Although we don't believe in timing the market or panicking over market movements, we do like to keep an eye on big changes -- just in case they're material to our investing thesis.

What: Shares of oil driller Hercules Offshore (Nasdaq: HERO) were trading down as much as 14% in intraday trading on heavy volume.

So what: The story out of Hercules' corner today is anything but heroic. In an SEC filing yesterday, the company revealed that it is being investigated by the SEC and that the Department of Justice is also reviewing some of its activities. Hercules may have run afoul of the U.S.'s Foreign Corrupt Practices Act, which basically prevents companies from winning business abroad through bribes. The probe may be particularly notable considering the strength that Hercules has seen in its international division as business in the Gulf of Mexico has struggled.

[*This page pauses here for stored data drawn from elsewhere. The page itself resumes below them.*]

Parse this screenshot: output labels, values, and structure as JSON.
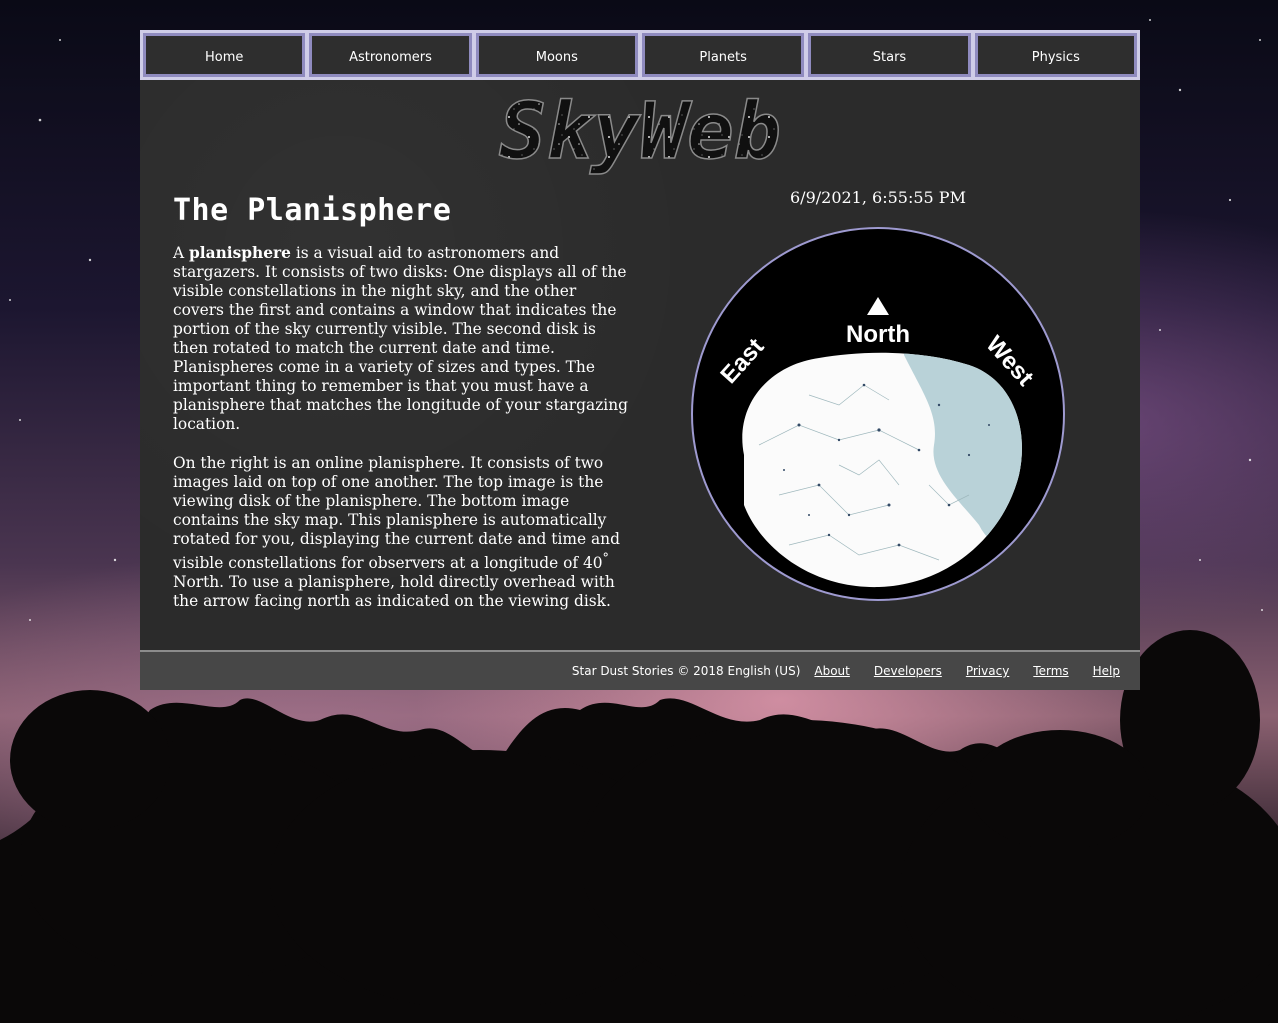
{
  "nav": {
    "items": [
      "Home",
      "Astronomers",
      "Moons",
      "Planets",
      "Stars",
      "Physics"
    ]
  },
  "logo": {
    "text": "SkyWeb"
  },
  "article": {
    "title": "The Planisphere",
    "p1_a": "A ",
    "p1_bold": "planisphere",
    "p1_b": " is a visual aid to astronomers and stargazers. It consists of two disks: One displays all of the visible constellations in the night sky, and the other covers the first and contains a window that indicates the portion of the sky currently visible. The second disk is then rotated to match the current date and time. Planispheres come in a variety of sizes and types. The important thing to remember is that you must have a planisphere that matches the longitude of your stargazing location.",
    "p2_a": "On the right is an online planisphere. It consists of two images laid on top of one another. The top image is the viewing disk of the planisphere. The bottom image contains the sky map. This planisphere is automatically rotated for you, displaying the current date and time and visible constellations for observers at a longitude of 40",
    "p2_deg": "°",
    "p2_b": " North. To use a planisphere, hold directly overhead with the arrow facing north as indicated on the viewing disk."
  },
  "planisphere": {
    "datetime": "6/9/2021, 6:55:55 PM",
    "north_label": "North",
    "east_label": "East",
    "west_label": "West"
  },
  "footer": {
    "copyright": "Star Dust Stories © 2018 English (US)",
    "links": [
      "About",
      "Developers",
      "Privacy",
      "Terms",
      "Help"
    ]
  },
  "colors": {
    "nav_border": "#8f8bbf",
    "nav_frame": "#cfcde8",
    "panel_bg": "#2b2b2b",
    "footer_bg": "#474747"
  }
}
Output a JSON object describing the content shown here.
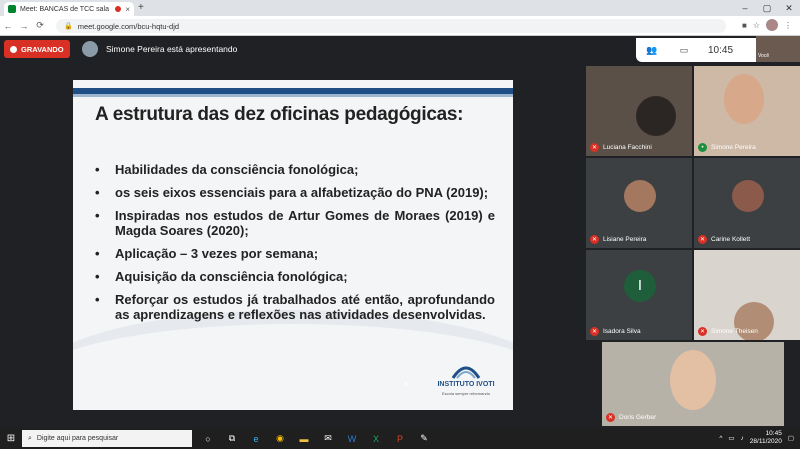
{
  "browser": {
    "tab_title": "Meet: BANCAS de TCC sala",
    "tab_close": "×",
    "new_tab": "+",
    "url": "meet.google.com/bcu-hqtu-djd",
    "win_min": "–",
    "win_max": "▢",
    "win_close": "✕"
  },
  "meet": {
    "recording_label": "GRAVANDO",
    "presenter_text": "Simone Pereira está apresentando",
    "clock": "10:45",
    "self_label": "Você"
  },
  "slide": {
    "title": "A estrutura das dez oficinas pedagógicas:",
    "bullet_char": "•",
    "bullets": [
      "Habilidades da consciência fonológica;",
      "os seis eixos essenciais para a alfabetização do PNA (2019);",
      "Inspiradas nos estudos de Artur Gomes de Moraes (2019) e Magda Soares (2020);",
      "Aplicação – 3 vezes por semana;",
      "Aquisição da consciência fonológica;",
      "Reforçar os estudos já trabalhados até então, aprofundando as aprendizagens e reflexões nas atividades desenvolvidas."
    ],
    "logo_name": "INSTITUTO IVOTI",
    "logo_tagline": "Escola sempre reformando"
  },
  "participants": [
    {
      "name": "Luciana Facchini"
    },
    {
      "name": "Simone Pereira"
    },
    {
      "name": "Lisiane Pereira"
    },
    {
      "name": "Carine Kollett"
    },
    {
      "name": "Isadora Silva",
      "initial": "I"
    },
    {
      "name": "Simone Theisen"
    },
    {
      "name": "Doris Gerber"
    }
  ],
  "taskbar": {
    "search_placeholder": "Digite aqui para pesquisar",
    "time": "10:45",
    "date": "28/11/2020"
  }
}
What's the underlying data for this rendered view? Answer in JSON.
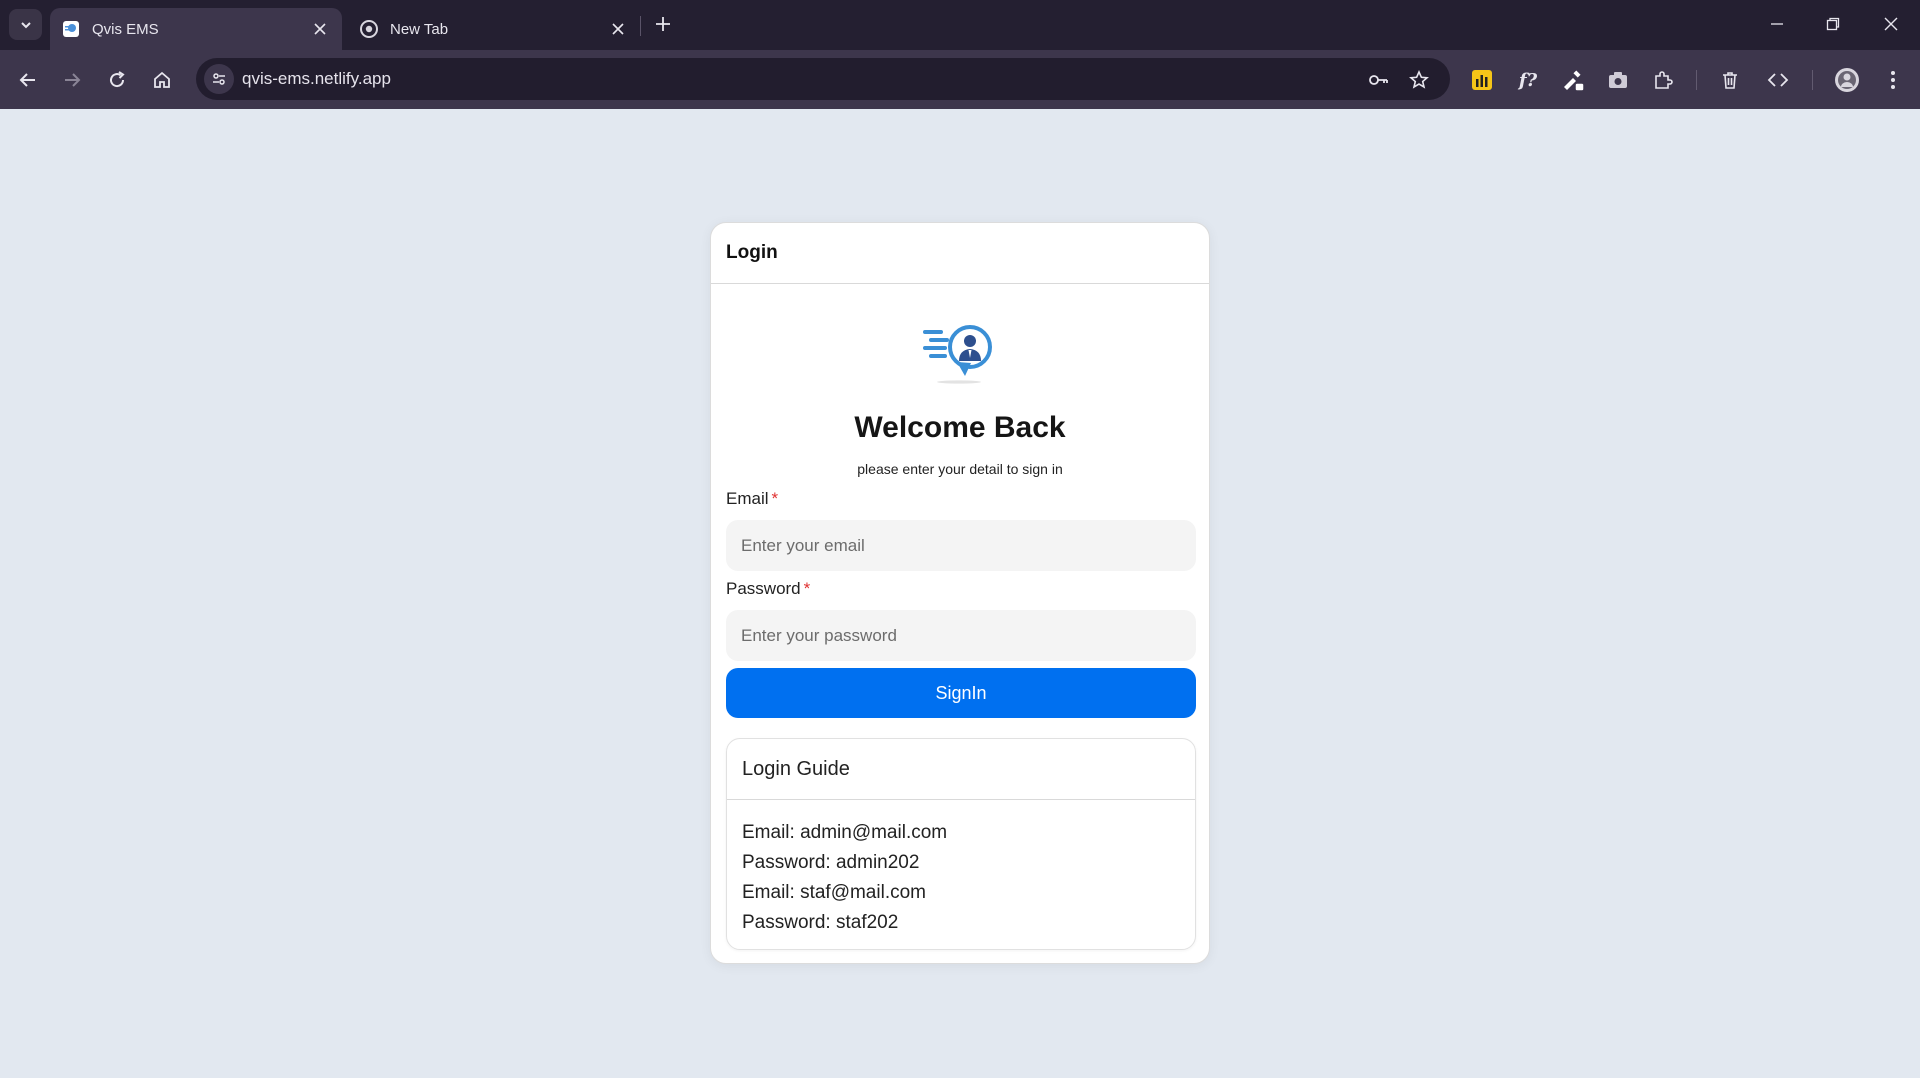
{
  "browser": {
    "tabs": [
      {
        "title": "Qvis EMS",
        "active": true
      },
      {
        "title": "New Tab",
        "active": false
      }
    ],
    "url": "qvis-ems.netlify.app"
  },
  "login": {
    "header": "Login",
    "welcome_title": "Welcome Back",
    "subtitle": "please enter your detail to sign in",
    "email_label": "Email",
    "email_placeholder": "Enter your email",
    "password_label": "Password",
    "password_placeholder": "Enter your password",
    "required_marker": "*",
    "signin_label": "SignIn"
  },
  "guide": {
    "title": "Login Guide",
    "lines": [
      "Email: admin@mail.com",
      "Password: admin202",
      "Email: staf@mail.com",
      "Password: staf202"
    ]
  },
  "colors": {
    "page_bg": "#e2e8f0",
    "primary_button": "#0070f0",
    "required": "#e03131",
    "chrome_dark": "#241f31",
    "chrome_toolbar": "#3d364c"
  }
}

Now what: Violations of the FCPA are hardly unheard of in the oil and gas industry. Just last November, Royal Dutch Shell (NYSE: RDS-A) -- along with drillers Transocean (NYSE: RIG), Noble (NYSE: NE), and Pride International (NYSE: PDE) -- was among a group of companies that paid fines and settlements in connection with alleged FCPA violations. The fines in those cases varied considerably in size; Noble paid a total of $8.2 million, while Pride doled out $56.2 million. It's notable that all three drillers mentioned above are substantially larger than Hercules.

After a massive run in Hercules' stock that has seen it roughly triple since last fall, the drop today shouldn't be all that painful for all but the most recent buyers of the stock. However, with the extent of the violations still unknown, investors will want to watch this very closely.